A deadline. You know, a deadline is actually a REALLY FANTASTIC IDEA! I had a deadline on my last book. I imposed it on myself, but I sat there and worked my butt off every single night to finish it because I told myself that I was going to be done with that book before I left the Virgin Islands. I didn’t want to be trying to work on it while getting rid of most of my stuff, moving overseas with a dog and a cat, extricating myself for a long-term relationship, leaving behind my home, and going back to my old home and family. It was too much. I knew it would be tossed aside. So I finished it *before* I left island and I did set it aside and forget about it for a month. Then I started editing it. And working on figuring out how to publish. And all of that took a long time, mainly because I had no idea what I was doing, but the very important thing… the MAIN thing, the fact that I should not have pushed out of my head is that I wrote the book on a deadline. And it wasn’t a leisurely deadline, either. I pushed myself. *AND* I was working and going to school full time. So now that I am not working and I have all of this free time, I somehow seem to find it easy to tell myself that I will work on it “later.”

Well, no longer. I have a deadline now. I have a job. I have actually written out a schedule. This is my work schedule. I do not get to skip work. From now on, certain hours are devoted to writing and I will be writing during those hours. No Facebook, no phone calls, no errands, not even blogging or marketing for the last novel. That stuff can be done after hours.
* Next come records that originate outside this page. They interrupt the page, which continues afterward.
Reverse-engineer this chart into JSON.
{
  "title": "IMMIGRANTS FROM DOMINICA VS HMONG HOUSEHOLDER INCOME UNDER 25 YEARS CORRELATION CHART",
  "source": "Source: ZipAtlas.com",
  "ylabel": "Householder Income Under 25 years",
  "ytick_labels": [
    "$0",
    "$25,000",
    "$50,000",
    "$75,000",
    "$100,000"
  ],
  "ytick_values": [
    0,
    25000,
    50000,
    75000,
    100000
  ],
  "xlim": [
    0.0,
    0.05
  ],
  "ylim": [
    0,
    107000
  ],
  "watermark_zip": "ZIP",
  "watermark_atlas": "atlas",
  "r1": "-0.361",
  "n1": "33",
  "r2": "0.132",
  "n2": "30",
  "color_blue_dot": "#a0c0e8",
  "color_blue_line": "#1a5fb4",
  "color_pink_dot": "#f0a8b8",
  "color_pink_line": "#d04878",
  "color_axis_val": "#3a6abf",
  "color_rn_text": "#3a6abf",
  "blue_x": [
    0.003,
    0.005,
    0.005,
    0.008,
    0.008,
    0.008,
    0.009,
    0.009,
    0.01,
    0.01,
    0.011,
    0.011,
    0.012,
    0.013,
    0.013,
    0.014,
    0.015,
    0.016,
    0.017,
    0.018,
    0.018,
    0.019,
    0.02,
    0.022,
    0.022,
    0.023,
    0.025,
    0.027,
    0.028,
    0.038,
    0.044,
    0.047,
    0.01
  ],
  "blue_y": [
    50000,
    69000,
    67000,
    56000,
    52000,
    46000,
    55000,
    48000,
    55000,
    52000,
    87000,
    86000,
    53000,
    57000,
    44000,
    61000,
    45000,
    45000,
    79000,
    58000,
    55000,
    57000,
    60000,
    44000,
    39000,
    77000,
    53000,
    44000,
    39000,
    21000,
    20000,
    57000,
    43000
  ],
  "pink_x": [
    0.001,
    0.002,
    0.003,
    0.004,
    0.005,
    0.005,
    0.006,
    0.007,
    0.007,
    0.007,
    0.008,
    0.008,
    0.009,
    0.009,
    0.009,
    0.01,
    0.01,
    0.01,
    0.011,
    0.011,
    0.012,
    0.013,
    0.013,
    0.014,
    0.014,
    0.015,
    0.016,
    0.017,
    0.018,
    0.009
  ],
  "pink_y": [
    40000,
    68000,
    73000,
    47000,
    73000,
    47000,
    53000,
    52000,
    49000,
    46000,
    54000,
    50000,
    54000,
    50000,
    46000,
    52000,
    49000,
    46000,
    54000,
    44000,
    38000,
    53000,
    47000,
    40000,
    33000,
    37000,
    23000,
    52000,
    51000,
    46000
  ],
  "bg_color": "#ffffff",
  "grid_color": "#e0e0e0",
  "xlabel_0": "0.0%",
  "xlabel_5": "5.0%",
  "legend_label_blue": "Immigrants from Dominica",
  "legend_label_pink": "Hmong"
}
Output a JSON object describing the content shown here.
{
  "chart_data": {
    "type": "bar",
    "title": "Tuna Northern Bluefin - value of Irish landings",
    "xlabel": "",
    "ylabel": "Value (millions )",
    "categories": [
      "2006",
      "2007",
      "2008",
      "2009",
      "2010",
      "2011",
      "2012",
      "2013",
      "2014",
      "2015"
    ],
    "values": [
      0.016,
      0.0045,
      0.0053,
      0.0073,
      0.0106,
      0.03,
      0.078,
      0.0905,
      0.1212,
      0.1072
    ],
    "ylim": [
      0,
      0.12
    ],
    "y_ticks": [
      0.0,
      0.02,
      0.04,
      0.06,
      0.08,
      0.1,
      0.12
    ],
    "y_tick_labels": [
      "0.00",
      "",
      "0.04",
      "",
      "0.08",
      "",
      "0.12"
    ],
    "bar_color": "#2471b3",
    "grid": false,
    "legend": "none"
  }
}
As of right now, I am employed again. I am a writer. This is not my hobby, this is not a game. This is my craft. It’s important. And I’m going to do it.

So, thank you Chris at Sapphire Books Publishing who is not only a fantastic person, but a tough, take no shit publisher. I needed that kick in the head. I needed it.

And for the record, I wrote 1500 words today after I got that message. Hey, I’m on a deadline now.

An Award-Winning Novelist

Yep. That’s me. An Award-Winning Novelist. I’m pretty sure I speak it in all caps, too. See, I submitted my little novel to the Elisa Rolles LGBT Rainbow Awards and guess what happened? I won three. Yep. Number one in one category, number two in another, and honorable mention in yet a third. Am I stoked? Yeah.

Not that this really changes much. I’m still living below the poverty level. I’m still trying to get my homework done on time. I’m still trying to figure out how to market my book so people will buy it. And I am still fighting tooth and nail with the second book. I swear that for every thousand words I write, I go back and delete eight hundred. Despite my power of positive thinking that I have been trying so desperately to practice, I am still floundering on that one. The editor who worked on Man Enough sent me an email the other day asking how it was going and I told her that it was going badly. She emailed me back that she was sending me good vibes. It helped. I wrote well that day. Maybe it was just the centering from knowing someone was sending me good thoughts. Or maybe she helped me focus my own good thoughts. Either way, it helped. I need to figure out how to do that every single day on my own. So, that’s where I am with that. My goal for the next week is to maybe spend a few minutes of each morning (maybe during morning yoga) just focusing positive thoughts and maybe some visualizations on Andy’s Song.

In the meantime, I am now an  Award-Winning Novelist! Boo-ya! I am kind of coasting on the excitement of that. I did scream (loudly) when I found out, causing Lucretia to come tearing in with her hand over her heart thinking I was dying or that I had seen a snake or something. I then forwarded the email to my mother, my stepmother, and my publisher. (That’s telling, isn’t it?)

Well, being an *A*ward-*W*inning *N*ovelist definitely comes with some responsibility. I have a responsibility now to get the word out there about Man Enough. I have a responsibility to finish Andy’s Song so I can move on to the next novel that is already pushing at my brain. And I have a responsibility to be absolutely fabulous at all times. (That’s the easy part, at least.)

So, keep your eyes open. Who knows? Maybe soon you’ll see me strutting across the stage of the Ellen show or Oprah’s new show. Hey! It could happen!